Run a Snapshot Query with Confluent Cloud for Apache Flink

Confluent Cloud for Apache Flink® supports snapshot queries that read data from a table at a specific point in time. In contrast with a streaming query, which runs continuously and returns results incrementally, a snapshot query runs, returns results, and then exits.

This guide shows how to run a snapshot query on a Flink table.

Note

Snapshot query is an Early Access Program feature in Confluent Cloud for Apache Flink.

An Early Access feature is a component of Confluent Cloud introduced to gain feedback. This feature should be used only for evaluation and non-production testing purposes or to provide feedback to Confluent, particularly as it becomes more widely available in follow-on preview editions.

Early Access Program features are intended for evaluation use in development and testing environments only, and not for production use. Early Access Program features are provided: (a) without support; (b) “AS IS”; and (c) without indemnification, warranty, or condition of any kind. No service level commitment will apply to Early Access Program features. Early Access Program features are considered to be a Proof of Concept as defined in the Confluent Cloud Terms of Service. Confluent may discontinue providing preview releases of the Early Access Program features at any time in Confluent’s sole discretion.

Prerequisites

  • Access to Confluent Cloud.
  • The OrganizationAdmin, EnvironmentAdmin, or FlinkAdmin role for creating compute pools, or the FlinkDeveloper role if you already have a compute pool. If you don’t have the appropriate role, contact your OrganizationAdmin or EnvironmentAdmin. For more information, see Grant Role-Based Access in Confluent Cloud for Apache Flink.
  • A provisioned Flink compute pool.

Step 1: Create an example data stream

In this step, you create a Datagen source connector that produces a stream of data.

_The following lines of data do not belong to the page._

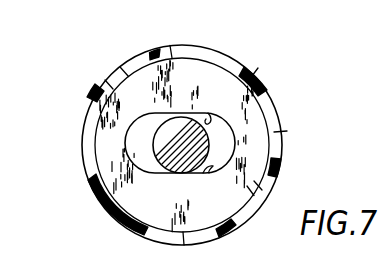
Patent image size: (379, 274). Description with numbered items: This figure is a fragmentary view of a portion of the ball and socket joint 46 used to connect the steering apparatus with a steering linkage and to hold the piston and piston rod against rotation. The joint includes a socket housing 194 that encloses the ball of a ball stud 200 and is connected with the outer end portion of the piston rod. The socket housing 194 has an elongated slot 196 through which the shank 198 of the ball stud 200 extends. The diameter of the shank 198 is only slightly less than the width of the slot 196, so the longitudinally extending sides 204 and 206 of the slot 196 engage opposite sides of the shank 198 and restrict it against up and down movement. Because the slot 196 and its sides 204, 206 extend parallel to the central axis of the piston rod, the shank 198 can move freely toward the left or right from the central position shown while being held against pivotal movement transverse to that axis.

The ball and socket joint 46 is at (268, 88).
The socket housing 194 is at (268, 187).
The elongated slot 196 is at (222, 138).
The shank 198 is at (176, 173).
The ball stud 200 is at (146, 130).
The longitudinally extending side of the slot 204 is at (209, 164).
The longitudinally extending side of the slot 206 is at (208, 113).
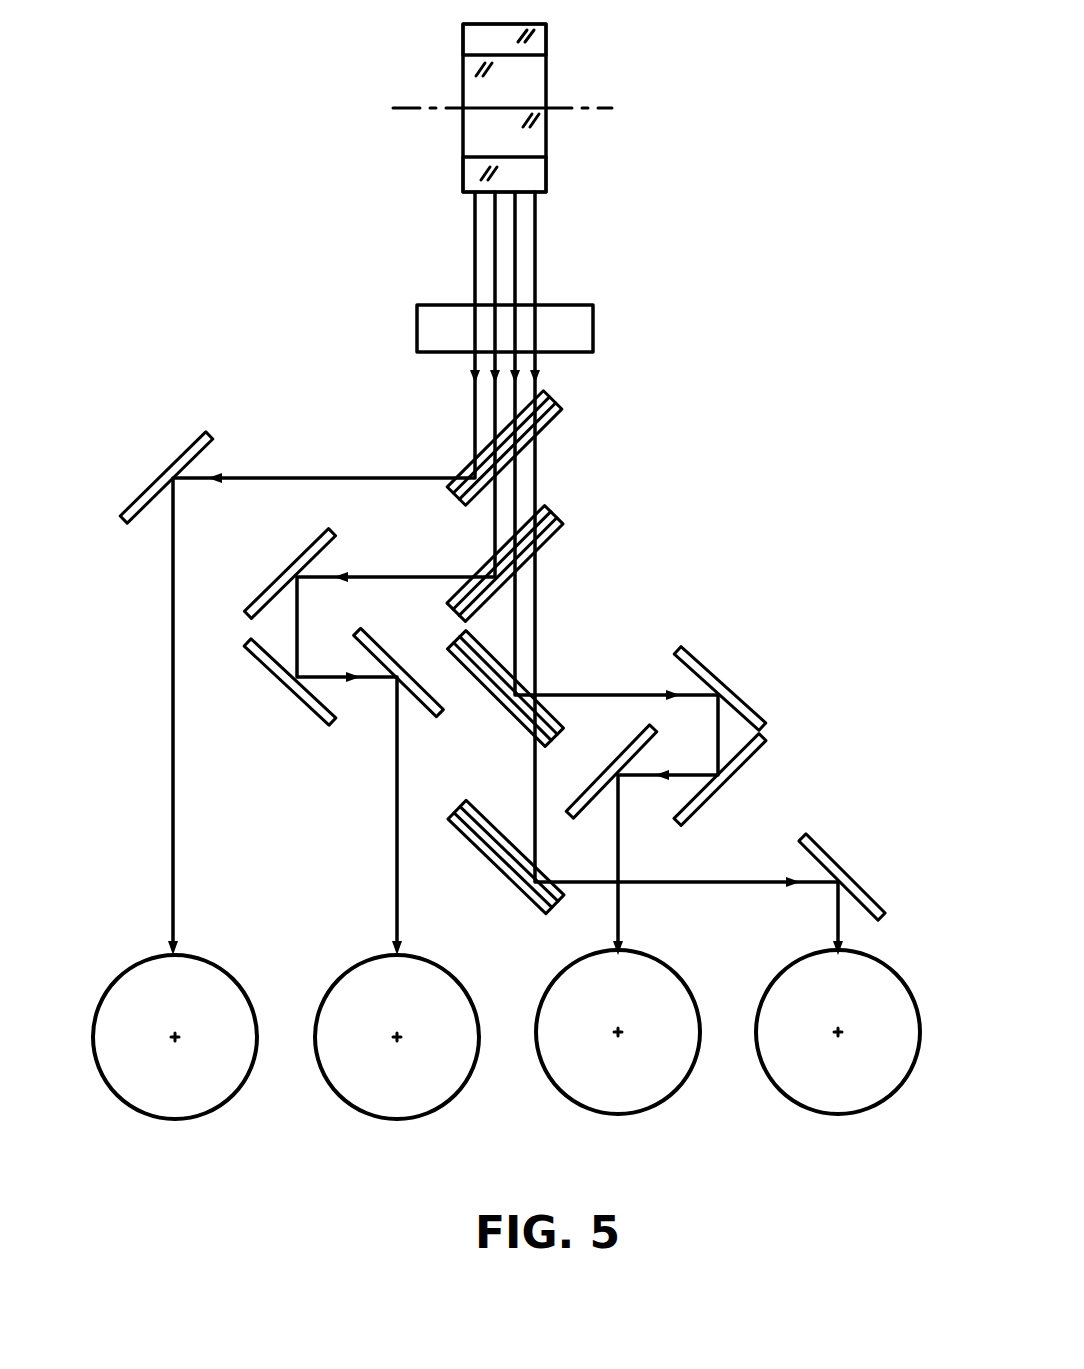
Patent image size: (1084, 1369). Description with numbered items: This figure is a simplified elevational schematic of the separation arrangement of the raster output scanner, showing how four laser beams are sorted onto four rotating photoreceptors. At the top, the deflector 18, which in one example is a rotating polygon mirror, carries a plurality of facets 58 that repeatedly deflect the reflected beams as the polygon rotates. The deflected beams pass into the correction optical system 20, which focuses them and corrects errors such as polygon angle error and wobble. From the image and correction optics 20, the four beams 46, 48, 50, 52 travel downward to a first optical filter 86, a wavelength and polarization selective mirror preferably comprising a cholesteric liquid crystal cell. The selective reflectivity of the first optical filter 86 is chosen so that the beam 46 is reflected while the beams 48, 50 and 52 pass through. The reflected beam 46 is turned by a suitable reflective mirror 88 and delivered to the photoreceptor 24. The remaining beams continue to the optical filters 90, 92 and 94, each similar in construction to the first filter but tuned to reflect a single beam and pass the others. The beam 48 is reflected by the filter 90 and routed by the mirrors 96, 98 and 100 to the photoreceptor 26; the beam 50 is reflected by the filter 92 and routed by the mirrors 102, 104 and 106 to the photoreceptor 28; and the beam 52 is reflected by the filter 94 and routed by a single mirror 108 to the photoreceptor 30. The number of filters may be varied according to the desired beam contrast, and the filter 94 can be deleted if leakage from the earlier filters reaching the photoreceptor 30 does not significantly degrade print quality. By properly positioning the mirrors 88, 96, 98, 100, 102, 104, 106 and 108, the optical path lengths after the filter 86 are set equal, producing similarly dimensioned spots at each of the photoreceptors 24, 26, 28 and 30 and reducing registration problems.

The deflector 18 is at (430, 60).
The facets 58 is at (548, 33).
The correction optical system 20 is at (612, 322).
The beam 46 is at (474, 240).
The beam 48 is at (490, 212).
The beam 50 is at (514, 212).
The beam 52 is at (536, 240).
The first optical filter 86 is at (552, 392).
The optical filter 90 is at (552, 508).
The optical filter 92 is at (507, 707).
The optical filter 94 is at (492, 858).
The reflective mirror 88 is at (143, 487).
The mirror 96 is at (274, 583).
The mirror 98 is at (265, 668).
The mirror 100 is at (374, 636).
The mirror 102 is at (737, 697).
The mirror 104 is at (745, 760).
The mirror 106 is at (638, 737).
The mirror 108 is at (870, 890).
The photoreceptor 24 is at (219, 1108).
The photoreceptor 26 is at (441, 1104).
The photoreceptor 28 is at (663, 1101).
The photoreceptor 30 is at (884, 1095).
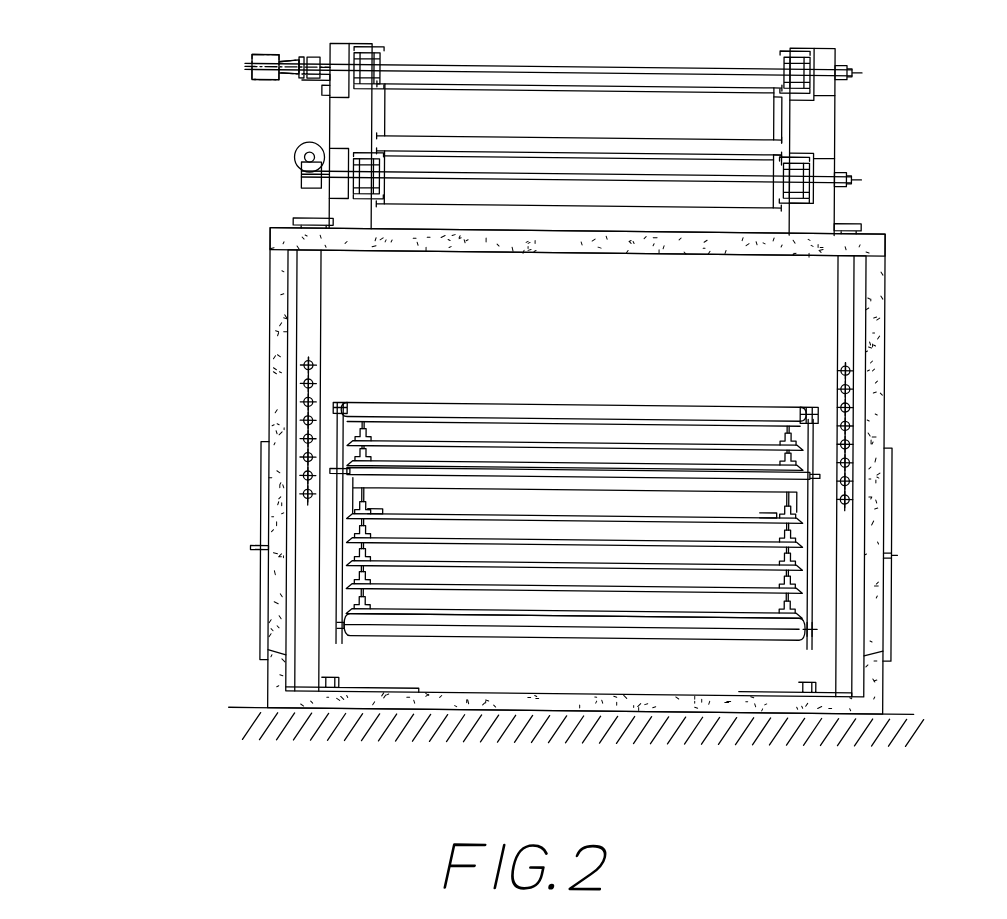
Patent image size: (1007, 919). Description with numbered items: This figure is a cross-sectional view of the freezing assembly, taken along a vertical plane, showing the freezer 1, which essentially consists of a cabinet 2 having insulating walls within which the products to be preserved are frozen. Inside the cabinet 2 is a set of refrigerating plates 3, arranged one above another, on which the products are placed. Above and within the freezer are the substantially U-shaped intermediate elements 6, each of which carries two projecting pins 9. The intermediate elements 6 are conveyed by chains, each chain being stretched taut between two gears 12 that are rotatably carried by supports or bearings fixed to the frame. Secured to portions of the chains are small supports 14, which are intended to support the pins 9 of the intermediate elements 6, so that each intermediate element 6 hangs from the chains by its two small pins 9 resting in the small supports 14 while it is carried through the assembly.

If you have a topic with data, you can skip this step and proceed to Step 2: Run a snapshot query on the topic.

  1. In the Confluent Cloud UI, go to the Environments page.

  2. Select the environment where you want to create the connector.

  3. In the Overview page, click the cluster that you want to use.

  4. In the navigation menu, click Connectors.

  5. Click Add connector, and in the Connector Plugins page, click Sample Data.

  6. In the Launch Sample Data dialog, click Users, and click Launch.

    It may take a few minutes to create the connector.

Step 2: Run a snapshot query on the topic

  1. In the navigation menu, click Topics.

  2. In the topics list, find the topic you want to query. If you created a Datagen source connector, the topic is named sample_data_users.

  3. Click the topic name to open the topic details page.

  4. Click Query with Flink.

    A Flink workspace opens with a SQL editor that you can use to run a snapshot query.

  5. In the cell, find the Mode dropdown, which defaults to Streaming.

  6. Change the mode to Snapshot and click Run.

    The query runs and returns all of the messages that have been produced to the topic at the current point in time.

Step 3: Set the snapshot mode in SQL

You can set the snapshot mode in SQL by using the SET statement to assign the sql.snapshot.mode configuration option.

  1. In the cell, prepend the SELECT statement with the following SET statement:

    SET 'sql.snapshot.mode' = 'now';
    SELECT * FROM `<your-env>`.`<your-cluster>`.`sample_data_users`;
    
  2. Click Run.

    The query runs and returns all of the messages that have been produced to the topic at the current point in time.